The food on Emirates varies regionally. For example, meals to and from Japan are served with authentic Japanese crockery, cutlery, and a tea set. Flights to Italy serve pasta dishes like gnocchi and ravioli. The idea is that your trip begins as soon as you board the plane -- not the second you step off.
And while sitting in economy isn't going to get you a first class-style complimentary pour of Dom Perignon, Heymeijer told me that Emirates' economy-class menus are designed and prepared with the same attention given to the more expensive seats. You'll receive dishes that sound suited for high-roller passengers -- like braised beef with horseradish served with mashed potatoes, sautéed spinach, and carrots, or chicken with creamy mushroom sauce, gnocchi, and green beans.
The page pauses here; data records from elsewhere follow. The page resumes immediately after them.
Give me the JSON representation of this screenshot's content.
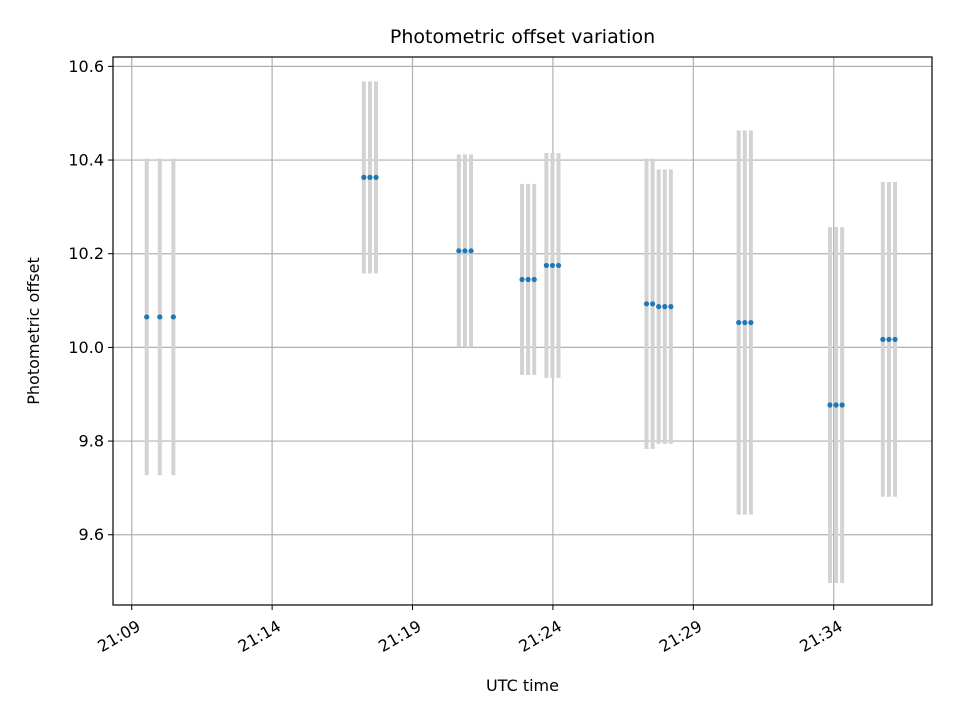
{
  "chart_data": {
    "type": "scatter",
    "title": "Photometric offset variation",
    "xlabel": "UTC time",
    "ylabel": "Photometric offset",
    "xlim": [
      "21:08:20",
      "21:37:30"
    ],
    "ylim": [
      9.45,
      10.62
    ],
    "xticks": [
      "21:09",
      "21:14",
      "21:19",
      "21:24",
      "21:29",
      "21:34"
    ],
    "yticks": [
      9.6,
      9.8,
      10.0,
      10.2,
      10.4,
      10.6
    ],
    "ytick_labels": [
      "9.6",
      "9.8",
      "10.0",
      "10.2",
      "10.4",
      "10.6"
    ],
    "grid": true,
    "colors": {
      "point": "#1f77b4",
      "errorbar": "#d3d3d3"
    },
    "series": [
      {
        "x": [
          "21:09:32",
          "21:10:00",
          "21:10:29",
          "21:17:16",
          "21:17:29",
          "21:17:42",
          "21:20:39",
          "21:20:52",
          "21:21:05",
          "21:22:54",
          "21:23:07",
          "21:23:20",
          "21:23:46",
          "21:23:59",
          "21:24:12",
          "21:27:20",
          "21:27:33",
          "21:27:46",
          "21:27:59",
          "21:28:12",
          "21:30:37",
          "21:30:50",
          "21:31:03",
          "21:33:52",
          "21:34:05",
          "21:34:18",
          "21:35:45",
          "21:35:58",
          "21:36:11"
        ],
        "y": [
          10.065,
          10.065,
          10.065,
          10.363,
          10.363,
          10.363,
          10.206,
          10.206,
          10.206,
          10.145,
          10.145,
          10.145,
          10.175,
          10.175,
          10.175,
          10.093,
          10.093,
          10.087,
          10.087,
          10.087,
          10.053,
          10.053,
          10.053,
          9.877,
          9.877,
          9.877,
          10.017,
          10.017,
          10.017
        ],
        "yerr": [
          0.338,
          0.338,
          0.338,
          0.205,
          0.205,
          0.205,
          0.206,
          0.206,
          0.206,
          0.204,
          0.204,
          0.204,
          0.24,
          0.24,
          0.24,
          0.31,
          0.31,
          0.293,
          0.293,
          0.293,
          0.41,
          0.41,
          0.41,
          0.38,
          0.38,
          0.38,
          0.336,
          0.336,
          0.336
        ]
      }
    ]
  }
}
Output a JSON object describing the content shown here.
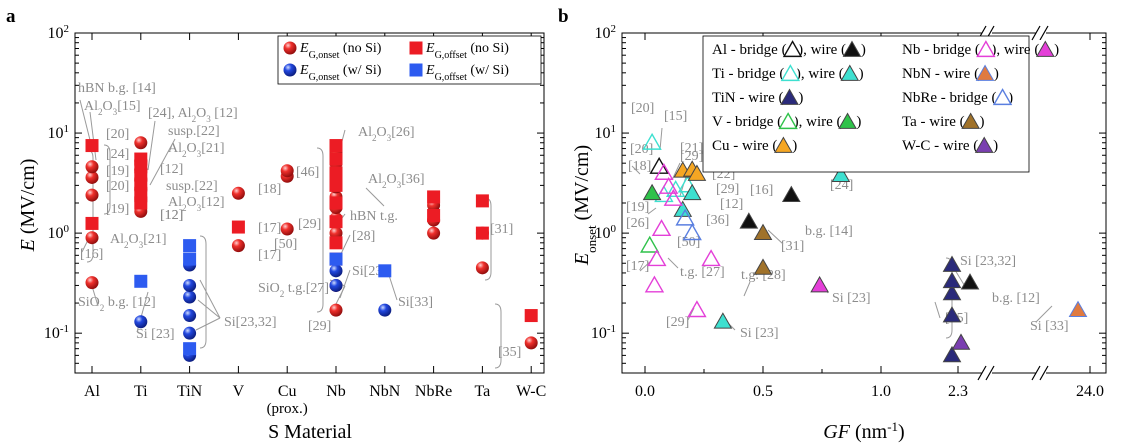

Between meals, passengers get slices of pizza, ice cream, chocolates, and fruit. It's basically a party in the sky, with your own individual on-demand TV screen.
While efficiency, price, and comfort (ugh, skinny middle seats) may be your top priorities when you book a flight, airlines want to put hospitality top of mind with the hope that passengers will intentionally board hungry. You wouldn’t necessarily make a restaurant reservation just because the food is cheaper, or there's an earlier time slot available. Eventually, in the same vein, you may not book a flight based solely on schedule and price, but for the quality of experience -- and the eats.
Of course, some travelers remain skeptical. Last June, Anthony Bourdain told Bon Appetit that he “never” eats airplane food. “No one has ever felt better after eating plane food,” he said. “I think people only eat it because they're bored. I don't eat on planes. I like to arrive hungry.”
Sorry, Bourdain, but if we’re bored in-flight, we’ll download a podcast. That tray table is there for a reason, and airlines are finally living up to its potential.